Campaigning during cancer recovery cost me votes: Chavez
CARACAS — Venezuelan President Hugo Chavez, who was diagnosed with cancer in 2011 and won re-election this month, acknowledged that campaigning while in recovery cost him votes.
Chavez on Saturday said in a meeting shown on state television VTV that after radiation therapy, he had only done “10 percent” of what he would have normally done on the campaign trail, adding he would have done more if he had been “fully fit.”

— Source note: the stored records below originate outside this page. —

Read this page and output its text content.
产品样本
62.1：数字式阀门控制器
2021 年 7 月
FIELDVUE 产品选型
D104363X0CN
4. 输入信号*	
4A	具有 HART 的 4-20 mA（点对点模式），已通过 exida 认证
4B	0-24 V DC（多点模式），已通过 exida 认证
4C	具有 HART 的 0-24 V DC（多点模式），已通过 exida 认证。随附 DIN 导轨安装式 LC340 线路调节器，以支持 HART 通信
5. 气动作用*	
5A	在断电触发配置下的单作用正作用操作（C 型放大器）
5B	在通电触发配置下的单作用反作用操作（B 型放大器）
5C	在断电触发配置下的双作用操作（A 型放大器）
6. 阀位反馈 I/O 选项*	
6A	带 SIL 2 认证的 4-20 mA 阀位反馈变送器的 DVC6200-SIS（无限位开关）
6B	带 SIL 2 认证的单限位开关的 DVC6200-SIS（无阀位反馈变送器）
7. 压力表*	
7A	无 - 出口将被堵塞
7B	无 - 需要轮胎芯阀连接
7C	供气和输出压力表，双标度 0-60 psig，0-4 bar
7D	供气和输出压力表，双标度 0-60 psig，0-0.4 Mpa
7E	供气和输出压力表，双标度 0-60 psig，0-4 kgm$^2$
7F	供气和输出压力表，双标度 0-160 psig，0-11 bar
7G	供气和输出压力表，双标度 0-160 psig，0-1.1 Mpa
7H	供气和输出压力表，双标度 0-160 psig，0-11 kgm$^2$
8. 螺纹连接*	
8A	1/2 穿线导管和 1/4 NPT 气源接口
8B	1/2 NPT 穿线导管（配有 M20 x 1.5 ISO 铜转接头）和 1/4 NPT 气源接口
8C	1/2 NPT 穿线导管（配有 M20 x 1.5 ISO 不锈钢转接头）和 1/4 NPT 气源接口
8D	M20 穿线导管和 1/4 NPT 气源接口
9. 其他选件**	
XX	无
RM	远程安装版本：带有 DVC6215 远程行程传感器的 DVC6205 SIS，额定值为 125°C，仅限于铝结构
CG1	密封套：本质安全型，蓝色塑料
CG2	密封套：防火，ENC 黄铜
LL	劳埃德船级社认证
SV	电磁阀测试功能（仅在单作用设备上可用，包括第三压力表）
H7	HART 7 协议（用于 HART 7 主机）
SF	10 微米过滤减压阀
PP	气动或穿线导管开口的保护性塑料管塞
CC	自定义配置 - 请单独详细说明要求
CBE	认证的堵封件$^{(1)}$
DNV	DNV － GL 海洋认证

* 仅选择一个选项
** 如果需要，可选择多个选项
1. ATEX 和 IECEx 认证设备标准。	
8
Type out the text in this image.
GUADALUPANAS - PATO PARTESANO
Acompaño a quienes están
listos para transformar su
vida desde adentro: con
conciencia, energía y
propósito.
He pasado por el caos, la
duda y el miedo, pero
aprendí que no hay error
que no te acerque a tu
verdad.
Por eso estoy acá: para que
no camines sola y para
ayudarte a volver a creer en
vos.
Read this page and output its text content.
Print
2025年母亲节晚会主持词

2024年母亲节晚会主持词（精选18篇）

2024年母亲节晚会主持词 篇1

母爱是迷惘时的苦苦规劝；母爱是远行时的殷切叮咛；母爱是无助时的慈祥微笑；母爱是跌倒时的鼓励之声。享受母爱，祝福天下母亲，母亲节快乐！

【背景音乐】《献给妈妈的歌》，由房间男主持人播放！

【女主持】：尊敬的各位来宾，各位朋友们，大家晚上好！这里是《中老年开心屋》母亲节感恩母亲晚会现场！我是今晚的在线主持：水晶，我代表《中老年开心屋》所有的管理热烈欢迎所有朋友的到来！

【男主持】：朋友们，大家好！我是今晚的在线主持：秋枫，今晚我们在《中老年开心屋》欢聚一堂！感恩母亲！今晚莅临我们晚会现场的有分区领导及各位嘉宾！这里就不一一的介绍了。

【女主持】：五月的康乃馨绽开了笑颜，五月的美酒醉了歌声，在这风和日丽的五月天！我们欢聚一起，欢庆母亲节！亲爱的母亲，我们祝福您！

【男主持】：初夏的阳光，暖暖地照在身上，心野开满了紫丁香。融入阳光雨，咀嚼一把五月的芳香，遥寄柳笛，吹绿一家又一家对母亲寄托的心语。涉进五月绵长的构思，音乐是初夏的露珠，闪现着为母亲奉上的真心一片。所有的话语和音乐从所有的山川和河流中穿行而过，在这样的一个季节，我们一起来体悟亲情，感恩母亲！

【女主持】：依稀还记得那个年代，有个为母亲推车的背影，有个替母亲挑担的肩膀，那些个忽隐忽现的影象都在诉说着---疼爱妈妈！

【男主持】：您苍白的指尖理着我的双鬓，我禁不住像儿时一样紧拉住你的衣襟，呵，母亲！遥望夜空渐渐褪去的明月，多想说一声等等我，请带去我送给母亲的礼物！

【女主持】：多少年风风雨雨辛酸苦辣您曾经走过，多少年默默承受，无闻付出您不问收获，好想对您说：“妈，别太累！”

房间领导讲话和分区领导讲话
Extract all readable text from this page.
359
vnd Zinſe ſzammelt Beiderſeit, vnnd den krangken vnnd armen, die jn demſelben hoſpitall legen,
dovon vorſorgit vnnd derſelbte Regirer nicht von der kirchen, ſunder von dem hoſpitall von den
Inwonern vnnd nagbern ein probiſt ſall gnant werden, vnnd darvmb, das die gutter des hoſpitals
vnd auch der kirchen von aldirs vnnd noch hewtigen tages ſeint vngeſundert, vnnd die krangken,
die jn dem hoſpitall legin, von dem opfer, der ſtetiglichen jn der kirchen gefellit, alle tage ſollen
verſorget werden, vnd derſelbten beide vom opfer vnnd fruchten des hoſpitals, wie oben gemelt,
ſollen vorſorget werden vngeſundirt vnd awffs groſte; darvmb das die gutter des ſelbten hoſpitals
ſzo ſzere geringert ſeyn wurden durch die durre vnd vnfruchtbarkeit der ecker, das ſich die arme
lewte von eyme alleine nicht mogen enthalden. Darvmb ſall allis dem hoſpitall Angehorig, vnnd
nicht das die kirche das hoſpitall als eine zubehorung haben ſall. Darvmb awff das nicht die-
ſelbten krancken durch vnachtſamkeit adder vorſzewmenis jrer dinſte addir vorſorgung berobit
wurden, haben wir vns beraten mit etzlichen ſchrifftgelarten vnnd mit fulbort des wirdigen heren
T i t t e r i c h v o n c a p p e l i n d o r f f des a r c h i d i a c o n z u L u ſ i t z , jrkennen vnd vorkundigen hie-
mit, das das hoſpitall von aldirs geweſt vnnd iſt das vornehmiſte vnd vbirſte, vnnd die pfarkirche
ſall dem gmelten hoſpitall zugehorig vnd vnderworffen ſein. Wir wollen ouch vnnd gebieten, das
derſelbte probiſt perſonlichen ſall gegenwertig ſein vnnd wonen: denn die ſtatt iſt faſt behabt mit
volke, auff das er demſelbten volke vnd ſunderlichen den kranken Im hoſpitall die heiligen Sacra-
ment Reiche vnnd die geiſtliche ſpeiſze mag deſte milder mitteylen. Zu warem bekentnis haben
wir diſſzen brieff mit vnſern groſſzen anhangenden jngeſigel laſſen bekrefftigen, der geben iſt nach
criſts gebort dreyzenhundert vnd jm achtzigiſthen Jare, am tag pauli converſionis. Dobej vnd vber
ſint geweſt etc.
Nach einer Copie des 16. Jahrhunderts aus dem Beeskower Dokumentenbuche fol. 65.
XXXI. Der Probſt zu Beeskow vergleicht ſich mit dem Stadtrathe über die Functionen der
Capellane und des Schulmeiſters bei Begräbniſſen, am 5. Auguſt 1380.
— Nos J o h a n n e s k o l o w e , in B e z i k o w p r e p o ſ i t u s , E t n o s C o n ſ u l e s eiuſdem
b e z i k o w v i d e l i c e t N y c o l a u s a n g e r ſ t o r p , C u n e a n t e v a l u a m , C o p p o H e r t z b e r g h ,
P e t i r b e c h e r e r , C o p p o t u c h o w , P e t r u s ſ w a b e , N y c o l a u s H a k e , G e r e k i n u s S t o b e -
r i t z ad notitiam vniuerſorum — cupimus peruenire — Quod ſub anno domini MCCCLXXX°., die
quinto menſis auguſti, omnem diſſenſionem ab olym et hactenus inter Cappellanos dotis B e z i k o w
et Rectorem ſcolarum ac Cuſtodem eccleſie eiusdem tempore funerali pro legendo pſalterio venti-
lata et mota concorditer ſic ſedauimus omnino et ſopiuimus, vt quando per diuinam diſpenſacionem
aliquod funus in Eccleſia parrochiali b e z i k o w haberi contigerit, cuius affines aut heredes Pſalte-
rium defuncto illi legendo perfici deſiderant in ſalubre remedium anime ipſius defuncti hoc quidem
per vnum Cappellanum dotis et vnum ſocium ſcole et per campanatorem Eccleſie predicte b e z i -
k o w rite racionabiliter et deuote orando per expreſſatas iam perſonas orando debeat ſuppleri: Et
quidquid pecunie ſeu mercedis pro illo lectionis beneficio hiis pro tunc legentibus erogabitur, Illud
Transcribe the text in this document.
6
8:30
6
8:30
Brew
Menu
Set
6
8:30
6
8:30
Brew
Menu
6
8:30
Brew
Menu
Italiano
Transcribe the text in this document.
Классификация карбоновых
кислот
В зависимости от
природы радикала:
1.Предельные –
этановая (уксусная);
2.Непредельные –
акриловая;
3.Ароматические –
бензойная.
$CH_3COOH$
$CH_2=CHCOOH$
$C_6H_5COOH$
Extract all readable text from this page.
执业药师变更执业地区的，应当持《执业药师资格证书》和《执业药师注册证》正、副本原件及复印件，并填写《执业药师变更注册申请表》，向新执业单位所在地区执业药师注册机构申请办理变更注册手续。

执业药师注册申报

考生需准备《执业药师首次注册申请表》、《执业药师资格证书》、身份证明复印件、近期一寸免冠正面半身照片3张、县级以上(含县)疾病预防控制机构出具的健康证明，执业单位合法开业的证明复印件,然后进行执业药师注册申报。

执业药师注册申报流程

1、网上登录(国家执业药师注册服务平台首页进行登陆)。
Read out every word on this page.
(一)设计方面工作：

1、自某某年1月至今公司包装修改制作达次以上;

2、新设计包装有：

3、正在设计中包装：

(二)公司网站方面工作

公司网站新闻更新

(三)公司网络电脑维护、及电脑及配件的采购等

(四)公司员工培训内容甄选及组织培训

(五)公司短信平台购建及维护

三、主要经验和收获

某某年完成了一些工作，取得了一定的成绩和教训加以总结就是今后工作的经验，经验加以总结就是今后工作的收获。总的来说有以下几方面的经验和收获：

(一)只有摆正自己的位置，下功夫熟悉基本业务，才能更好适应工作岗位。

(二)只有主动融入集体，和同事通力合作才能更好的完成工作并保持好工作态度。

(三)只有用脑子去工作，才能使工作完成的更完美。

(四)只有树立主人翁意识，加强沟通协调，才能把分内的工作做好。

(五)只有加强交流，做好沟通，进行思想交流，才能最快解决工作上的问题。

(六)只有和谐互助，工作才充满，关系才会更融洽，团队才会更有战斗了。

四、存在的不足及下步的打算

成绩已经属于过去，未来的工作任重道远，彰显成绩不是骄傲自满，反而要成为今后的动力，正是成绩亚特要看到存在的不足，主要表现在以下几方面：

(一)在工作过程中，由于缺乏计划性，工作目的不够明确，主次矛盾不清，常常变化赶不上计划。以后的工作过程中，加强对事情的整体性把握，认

The 58-year-old populist socialist leader, in power since 1999, won 55.26 percent of the vote on October 7, against 44.13 percent for challenger Henrique Capriles, a businessman and governor of Miranda state.
“If I had been … fully fit, I would have beaten the (opposition) candidate by at least 20 percent,” boasted Chavez, who was criticized by the opposition for keeping details of his illness close to the vest, and for seeking treatment in Cuba.
The anti-US firebrand has vowed to deepen his oil-funded socialist revolution after a “perfect” victory.
But he also reached out to disenchanted voters by pledging to work with the opposition, a tacit acceptance that this was a narrower victory than in the past and that Venezuela is a country very much divided.
The fate of Chavez, the leading voice of Latin America’s left, was closely watched by communist ally Cuba, which heavily depends on Venezuela’s oil, and other regional partners.